If I want to search key 7 at node 1. If node 1 stores all the address of nodes on the ring, since we obviously know the successor of 7 is 0, we can go directly to 0. Why should I go to node 6 first and use node 6 to route to 0. I am a little confused.


Solution

  • For scalability. Imagine that there are 10,000,000 nodes in the ring. It becomes very difficult to keep track of all of them (due to memory constraints and the communication effort required for signaling and handling node joins/leaves).

    Instead you could take advantage of the fact that node IDs are sorted in the ring. Then you could use them to avoid having to do a linear search over the entire ring. For example: In node 0 you only store info about 9 nodes (assuming IDs are from 0 to 10,000,000): 1,000,000, 2,000,000, 3,000,000, ... and 9,000,000. Then if you want to reach a random node, say 1,337,000 you have to search only in the segment 1,000,000 to 2,000,000. So by storing info about 9 nodes you reduced the amount of work by a factor of 10.

    But you can do even better than that. It's still a lot of work (337,000 steps) to get from 1,000,000 to 1,337,000 if nodes 1,000,000, 1,000,001, etc use shortcuts just like node 0, at intervals of 1,000,000 from each other. Wouldn't it be great if you had 9 shortcuts spaced at intervals of 1M from node 0, but then also 9 shorcuts spaced at intervals of 100k from node 1M to 2M? Then you would have to do the lookup in the segment 1,300,000 to 1,400,000.

    You can take this further by having each node maintain 9 shortcuts for nodes after it at intervals of 10k, and another 9 at intervals of 1k etc.

    So, in summary, the lookup would work like this:

    • We ask node 0 for info from node 1,337,000.
    • Node 0 does not know how to reach node 1,337,000 directly, but it knows how to reach 1,000,000 and 2,000,000. 1,000,000 is the closest one so it sends the query there.
    • Node 1,000,000 does not know how to reach node 1,337,000 directly, but it knows how to reach 1,100,000, 1,200,000, 1,300,000 etc. Node 1,300,000 is the closest one so it sends the query there.
    • Node 1,300,000 does not know how to reach node 1,337,000 directly, but it knows how to reach 1,310,000, 1,320,000, 1,330,000 etc. So it sends the query to 1,330,000.
    • Node 1,330,000 knows how to reach 1,337,000 because it is in its finger table (it knows how to reach 1,331,000, 1,332,000, 1,333,000 etc.)

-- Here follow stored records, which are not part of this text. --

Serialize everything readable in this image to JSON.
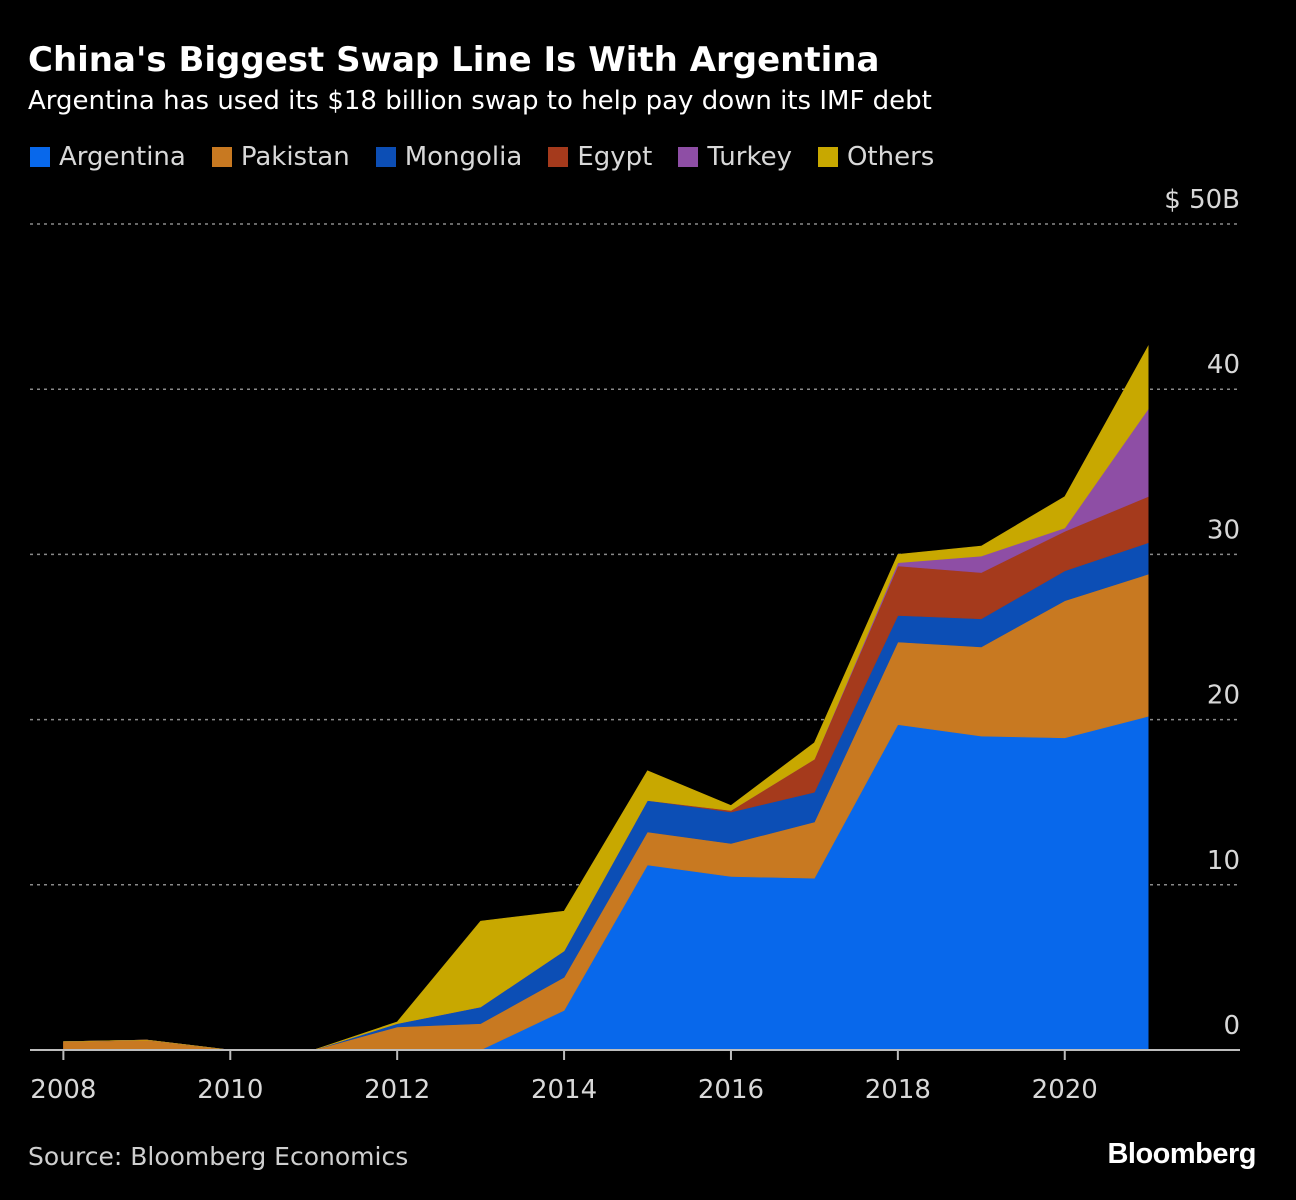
{
  "header": {
    "title": "China's Biggest Swap Line Is With Argentina",
    "subtitle": "Argentina has used its $18 billion swap to help pay down its IMF debt"
  },
  "footer": {
    "source": "Source: Bloomberg Economics",
    "brand": "Bloomberg"
  },
  "chart_data": {
    "type": "area",
    "stacked": true,
    "title": "China's Biggest Swap Line Is With Argentina",
    "subtitle": "Argentina has used its $18 billion swap to help pay down its IMF debt",
    "x": [
      2008,
      2009,
      2010,
      2011,
      2012,
      2013,
      2014,
      2015,
      2016,
      2017,
      2018,
      2019,
      2020,
      2021
    ],
    "x_ticks": [
      "2008",
      "2010",
      "2012",
      "2014",
      "2016",
      "2018",
      "2020"
    ],
    "x_tick_values": [
      2008,
      2010,
      2012,
      2014,
      2016,
      2018,
      2020
    ],
    "xlim": [
      2007.6,
      2022.1
    ],
    "y_ticks": [
      "0",
      "10",
      "20",
      "30",
      "40",
      "$ 50B"
    ],
    "y_tick_values": [
      0,
      10,
      20,
      30,
      40,
      50
    ],
    "ylim": [
      0,
      50
    ],
    "grid": true,
    "legend_position": "top-left",
    "series": [
      {
        "name": "Argentina",
        "color": "#0868eb",
        "values": [
          0,
          0,
          0,
          0,
          0,
          0,
          2.4,
          11.2,
          10.5,
          10.4,
          19.7,
          19.0,
          18.9,
          20.2
        ]
      },
      {
        "name": "Pakistan",
        "color": "#c87921",
        "values": [
          0.5,
          0.6,
          0,
          0,
          1.4,
          1.6,
          2.0,
          2.0,
          2.0,
          3.4,
          5.0,
          5.4,
          8.3,
          8.6
        ]
      },
      {
        "name": "Mongolia",
        "color": "#0c4eb5",
        "values": [
          0,
          0,
          0,
          0,
          0.2,
          1.0,
          1.6,
          1.9,
          1.9,
          1.8,
          1.6,
          1.7,
          1.8,
          1.9
        ]
      },
      {
        "name": "Egypt",
        "color": "#a53a1c",
        "values": [
          0,
          0,
          0,
          0,
          0,
          0,
          0,
          0,
          0.1,
          2.0,
          3.0,
          2.8,
          2.4,
          2.8
        ]
      },
      {
        "name": "Turkey",
        "color": "#8e4ea5",
        "values": [
          0,
          0,
          0,
          0,
          0,
          0,
          0,
          0,
          0,
          0,
          0.2,
          1.0,
          0.2,
          5.3
        ]
      },
      {
        "name": "Others",
        "color": "#c8a800",
        "values": [
          0,
          0,
          0,
          0,
          0.1,
          5.2,
          2.4,
          1.8,
          0.3,
          1.0,
          0.5,
          0.6,
          1.9,
          3.8
        ]
      }
    ]
  }
}
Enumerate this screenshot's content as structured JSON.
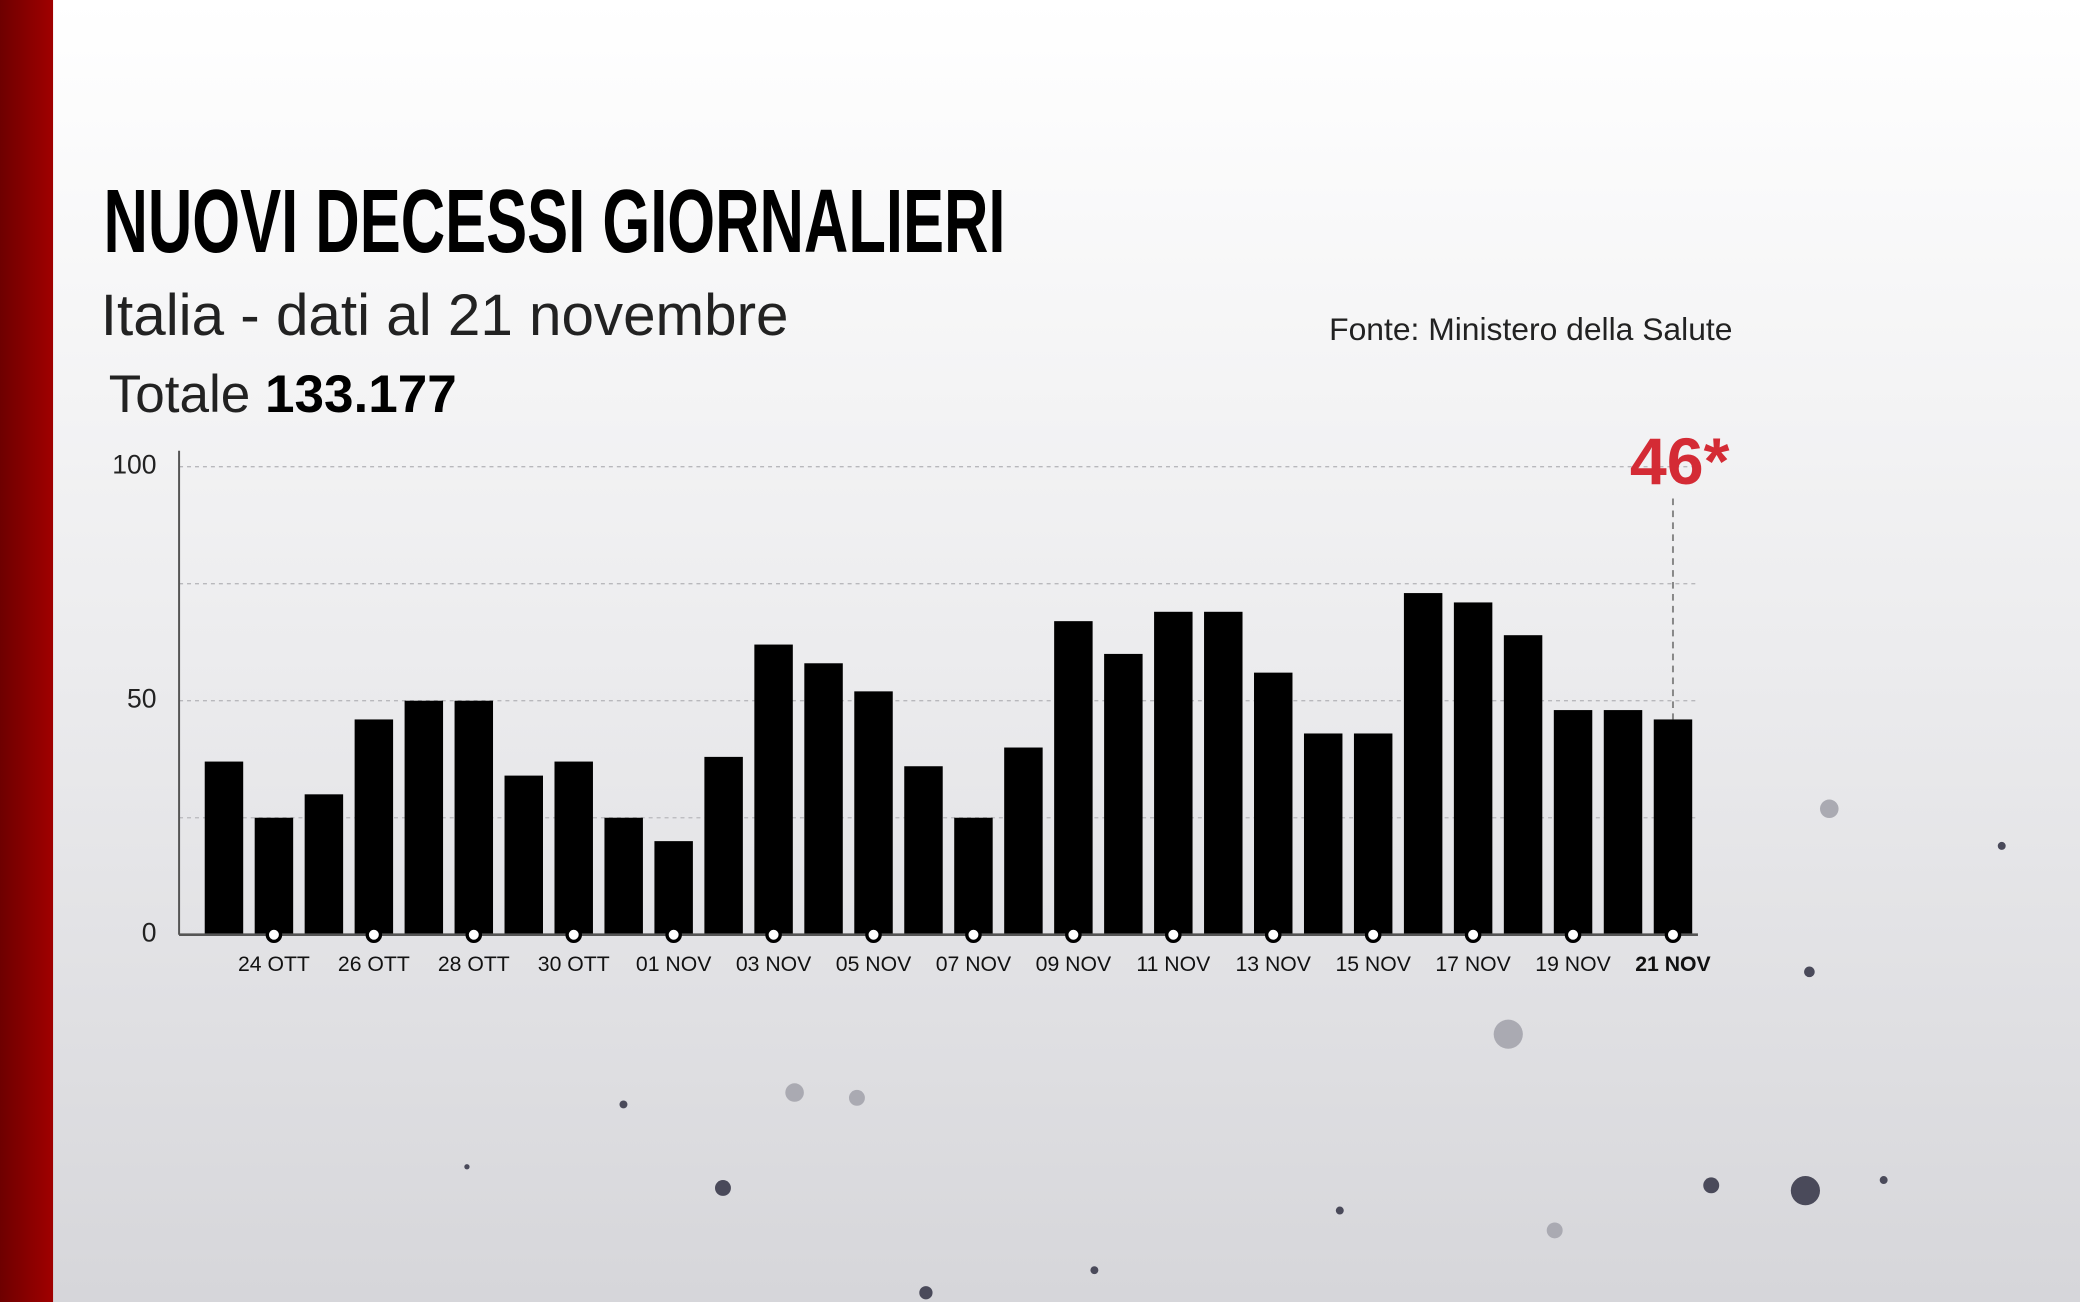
{
  "chart_data": {
    "type": "bar",
    "title": "NUOVI DECESSI GIORNALIERI",
    "subtitle": "Italia - dati al 21 novembre",
    "source": "Fonte: Ministero della Salute",
    "total": {
      "label": "Totale",
      "value": "133.177"
    },
    "categories": [
      null,
      "24 OTT",
      null,
      "26 OTT",
      null,
      "28 OTT",
      null,
      "30 OTT",
      null,
      "01 NOV",
      null,
      "03 NOV",
      null,
      "05 NOV",
      null,
      "07 NOV",
      null,
      "09 NOV",
      null,
      "11 NOV",
      null,
      "13 NOV",
      null,
      "15 NOV",
      null,
      "17 NOV",
      null,
      "19 NOV",
      null,
      "21 NOV"
    ],
    "values": [
      37,
      25,
      30,
      46,
      50,
      50,
      34,
      37,
      25,
      20,
      38,
      62,
      58,
      52,
      36,
      25,
      40,
      67,
      60,
      69,
      69,
      56,
      43,
      43,
      73,
      71,
      64,
      48,
      48,
      46
    ],
    "value_labels": [
      null,
      null,
      null,
      null,
      null,
      null,
      null,
      null,
      null,
      null,
      null,
      null,
      null,
      null,
      null,
      null,
      null,
      null,
      null,
      null,
      null,
      null,
      null,
      null,
      null,
      null,
      null,
      null,
      null,
      "46*"
    ],
    "color": "#000000",
    "highlight_color": "#d42b35",
    "ylim": [
      0,
      100
    ],
    "yticks": [
      0,
      50,
      100
    ],
    "minor_yticks": [
      25,
      75
    ],
    "grid": true
  }
}
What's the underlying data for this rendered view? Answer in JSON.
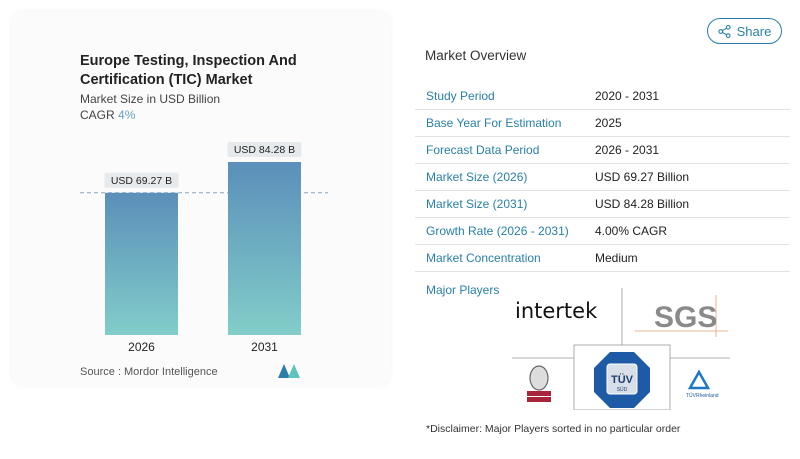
{
  "header": {
    "share_label": "Share",
    "share_icon": "share-icon"
  },
  "chart_card": {
    "title": "Europe Testing, Inspection And Certification (TIC) Market",
    "subtitle": "Market Size in USD Billion",
    "cagr_label": "CAGR",
    "cagr_value": "4%",
    "source": "Source :  Mordor Intelligence"
  },
  "chart_data": {
    "type": "bar",
    "title": "Europe Testing, Inspection And Certification (TIC) Market",
    "ylabel": "Market Size in USD Billion",
    "categories": [
      "2026",
      "2031"
    ],
    "values": [
      69.27,
      84.28
    ],
    "data_labels": [
      "USD 69.27 B",
      "USD 84.28 B"
    ],
    "colors": {
      "top": "#5b8fba",
      "bottom": "#82cdc9"
    },
    "reference_line": 69.27,
    "grid": false
  },
  "overview": {
    "title": "Market Overview",
    "rows": [
      {
        "key": "Study Period",
        "value": "2020 - 2031"
      },
      {
        "key": "Base Year For Estimation",
        "value": "2025"
      },
      {
        "key": "Forecast Data Period",
        "value": "2026 - 2031"
      },
      {
        "key": "Market Size (2026)",
        "value": "USD 69.27 Billion"
      },
      {
        "key": "Market Size (2031)",
        "value": "USD 84.28 Billion"
      },
      {
        "key": "Growth Rate (2026 - 2031)",
        "value": "4.00% CAGR"
      },
      {
        "key": "Market Concentration",
        "value": "Medium"
      }
    ],
    "major_players_label": "Major Players",
    "players": [
      "intertek",
      "SGS",
      "Bureau Veritas",
      "TÜV SÜD",
      "TÜV Rheinland"
    ],
    "disclaimer": "*Disclaimer: Major Players sorted in no particular order"
  }
}
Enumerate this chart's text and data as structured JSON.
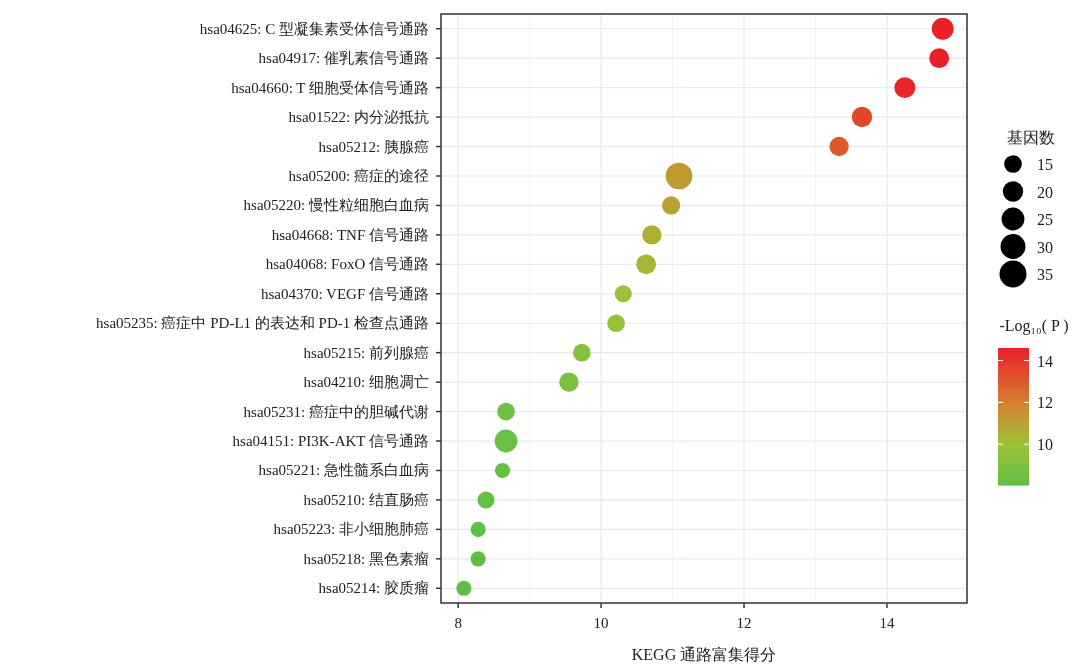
{
  "chart_data": {
    "type": "bubble",
    "xlabel": "KEGG 通路富集得分",
    "legend_title": "基因数",
    "clabel": "-Log₁₀( P )",
    "categories": [
      "hsa04625: C 型凝集素受体信号通路",
      "hsa04917: 催乳素信号通路",
      "hsa04660: T 细胞受体信号通路",
      "hsa01522: 内分泌抵抗",
      "hsa05212: 胰腺癌",
      "hsa05200: 癌症的途径",
      "hsa05220: 慢性粒细胞白血病",
      "hsa04668: TNF 信号通路",
      "hsa04068: FoxO 信号通路",
      "hsa04370: VEGF 信号通路",
      "hsa05235: 癌症中 PD-L1 的表达和 PD-1 检查点通路",
      "hsa05215: 前列腺癌",
      "hsa04210: 细胞凋亡",
      "hsa05231: 癌症中的胆碱代谢",
      "hsa04151: PI3K-AKT 信号通路",
      "hsa05221: 急性髓系白血病",
      "hsa05210: 结直肠癌",
      "hsa05223: 非小细胞肺癌",
      "hsa05218: 黑色素瘤",
      "hsa05214: 胶质瘤"
    ],
    "values": [
      14.78,
      14.73,
      14.25,
      13.65,
      13.33,
      11.09,
      10.98,
      10.71,
      10.63,
      10.31,
      10.21,
      9.73,
      9.55,
      8.67,
      8.67,
      8.62,
      8.39,
      8.28,
      8.28,
      8.08
    ],
    "sizes": [
      23,
      19,
      21,
      20,
      18,
      34,
      16,
      18,
      19,
      14,
      15,
      15,
      18,
      15,
      25,
      11,
      14,
      11,
      11,
      11
    ],
    "cvalues": [
      14.5,
      14.6,
      14.4,
      13.5,
      13.0,
      11.2,
      11.0,
      10.6,
      10.4,
      9.9,
      9.8,
      9.3,
      9.0,
      8.6,
      8.4,
      8.3,
      8.2,
      8.1,
      8.1,
      8.05
    ],
    "size_legend": [
      15,
      20,
      25,
      30,
      35
    ],
    "orientation": "horizontal",
    "xlim": [
      7.76,
      15.12
    ],
    "xticks": [
      8,
      10,
      12,
      14
    ],
    "clim": [
      8.05,
      14.6
    ],
    "cticks": [
      10,
      12,
      14
    ],
    "grid": true
  }
}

    So you got the response in only 4 steps. Let's see how much storage you need in the finger tables.

    Any node with id n needs to store info about:

    • 9 nodes spaced apart by intervals of 1M, starting from n;
    • 9 nodes spaced apart by intervals of 100k, starting from n;
    • 9 nodes spaced apart by intervals of 10k, starting from n;
    • 9 nodes spaced apart by intervals of 1k, starting from n;
    • 9 nodes spaced apart by intervals of 100, starting from n;
    • 9 nodes spaced apart by intervals of 10, starting from n and we can stop here.

    So each node only needs to store info about 54 other nodes. In the worst case, you will need 6 + 9 = 15 lookups to reach a node. This is much better than the 10M-1 lookups you need without finger tables.

    Chord uses base 2 instead of base 10 for dividing the ring. Therefore the powers of 2 instead of 10 you see in the paper.

    I don't remember if this is exactly the way Chord works; but it's the same idea. A distributed binary search.